Tale of two strategies

Attractive and efficient perhaps, but quite separated from city life. An architect's drawing...
Attractive and efficient perhaps, but quite separated from city life. An architect's drawing shows a future view of the Clocktower past proposed buildings. Image supplied.
Peter Dowden looks afresh at the model proposed by the University of Otago's new master plan and wonders if it is not, in fact, a retrograde step.

Visit the foyer called "The Link" at the University of Otago and you'll see exhibited there a collection of "master plans" from throughout the ages, none of which were ever fully implemented.

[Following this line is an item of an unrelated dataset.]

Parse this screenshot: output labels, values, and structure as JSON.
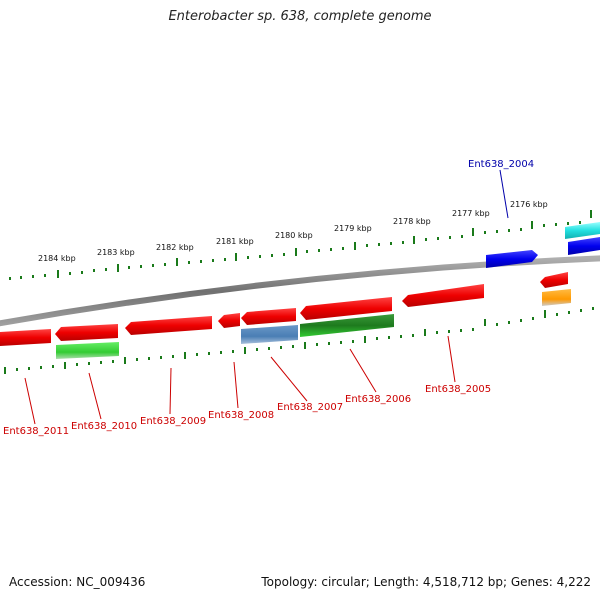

The discarded plans range from more of those black basalt Gothic buildings pointed in Oamaru stone, to Stalinist-cum-British-council-estate brutal concrete (we may congratulate ourselves for evading that particular architectural fate).

Viewing the latest master plan, alongside all the others in the same foyer, it is hard to escape the cynical assumption that the present plan will never be implemented either.

The question then to consider is whether the status quo is such a bad thing.

The slow, steady expansion in a fruit salad of architectural styles, into buildings old and new, large and small, wherever they can be squeezed in, added on or converted provides the University of Otago with part of its charm.

Walk from the Octagon to the university and you are never quite certain that you have arrived as commercial and hospital buildings blend seamlessly into academic blocks.

Continue walking north and you won't be sure where precisely you leave.

The university has overflowed, rendering pubs "dry", student flats "taken" and motels "no vacancy".

The alternative to this amorphous university is the walled university of contiguous buildings, linked by closed streets and courtyards: an academic ecosanctuary.

All of the abandoned plans, and the latest master plan, lean towards this ideal.

It is very much an American model.

Universities in the United States often have walls, gate houses, their own police forces even.

Otago's Campus Watch safety patrols could be indicative of this approach.

The website Google Maps is a useful tool to analyse universities' spatial forms: type a university's name and a map of the respective city will be generated showing each department with its own orange blob.

Stanford and Princeton in the US (and Massey and Canterbury in New Zealand) give a sharp concentration of blobs in one corner of a city.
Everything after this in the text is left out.